A parliamentary committee inquiry has called for “determined and focused action” against “bottom end” private colleges which have scammed the Australian education system and broken migration law to exploit international students.
The Joint Standing Committee on Foreign Affairs, Defence and Trade inquiry’s interim report, tabled in the parliament on Thursday, said regulators had to “weed out disreputable (education) providers and send a strong message that Australia is serious about protecting the integrity of international education”.
The report said radical action should be considered including suspending or cancelling the approvals for some colleges to enrol international students and a 12 month pause on new approvals for colleges to enrol international students.
The federal government has already threatened to suspend colleges with high visa refusal rates, saying in August that it was willing to employ never-before-used powers to do this.
The report also called for stepped up assessment of vocational education colleges and a “fit and proper person test” to operate a college.
Deborah O’Neill, chair of the trade subcommittee which produced the report, said it was an opportunity to “rebuild and reset” Australia’s “complex and important” international education sector.
“It is essential to ensure the integrity of the sector and that the quality of education provided to international students is the highest possible”, Senator O’Neill said.
The committee report also called for tougher regulation of education agents who funnel most international students to colleges and universities.

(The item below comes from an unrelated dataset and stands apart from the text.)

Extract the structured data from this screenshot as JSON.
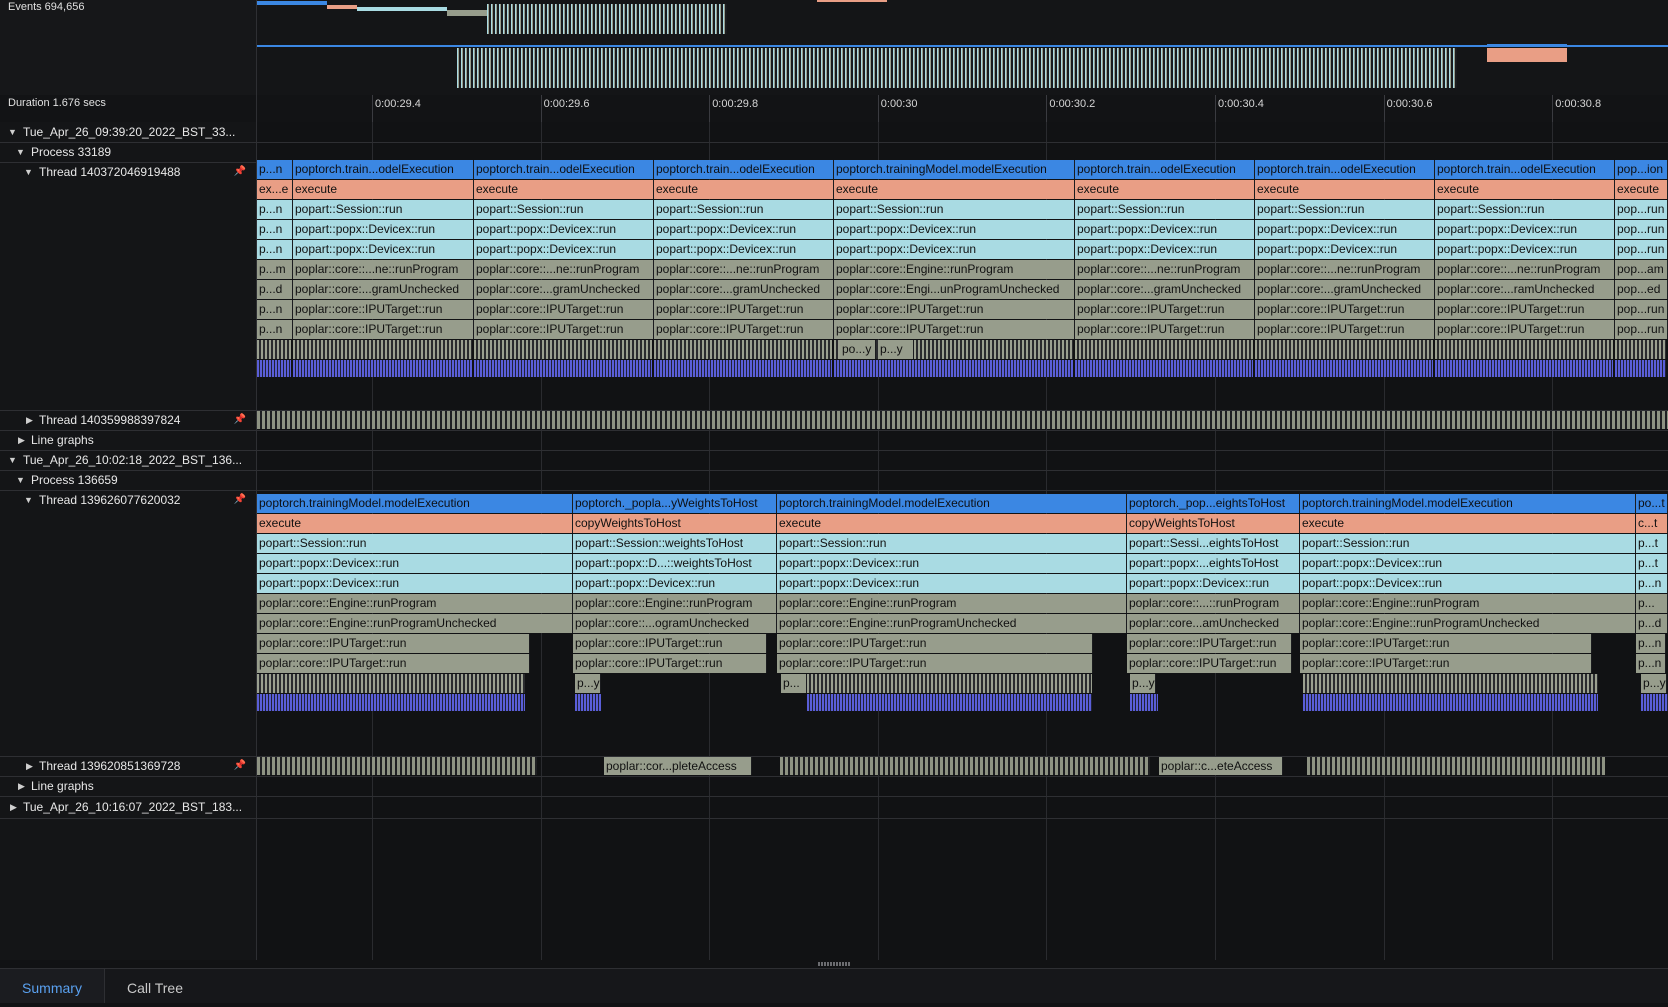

It said students needed more consumer protection, including standard refund conditions, and there should be mandatory disclosure of all payments made to agents by education institutions.
The report welcomed the federal government’s recent announcement banning education agent commissions for international students transferring between education institutions onshore in Australia. It said the government needed to ensure that the ban was watertight and that commissions were not disguised, for example, as marketing costs.
The ban on commissions for onshore transfers is aimed to restrict the practice whereby shonky agents enrol international students in a university or college with a high reputation (which makes obtaining a visa easier), but the student later transfers to a dodgy college with much lower fees and poor education outcomes.
These schemes are not for an education purpose, but a backdoor way of bringing young people into Australia to work and, in August, the government banned such transfers within an international student’s first six months in Australia.
Such schemes also hurt universities and other high reputation education providers which initially enrol such students. Students in these schemes are labelled a migration risk by the Department of Home Affairs and this damages the visa rating of the education institution which initially enrolled the student.
The committee said the government should “consider adjustments to the student visa system so that visa risk follows the student, shifting to the receiving providers when students transfer onshore to other providers”.
International Education Association of Australia CEO Phil Honeywood said there was universal agreement in the sector that tough action was needed against “the minority of education providers and agents who do the wrong thing”.
“Many of the recommendations are about protecting students from being exploited and thereby damaging Australia’s world class reputation,” he said.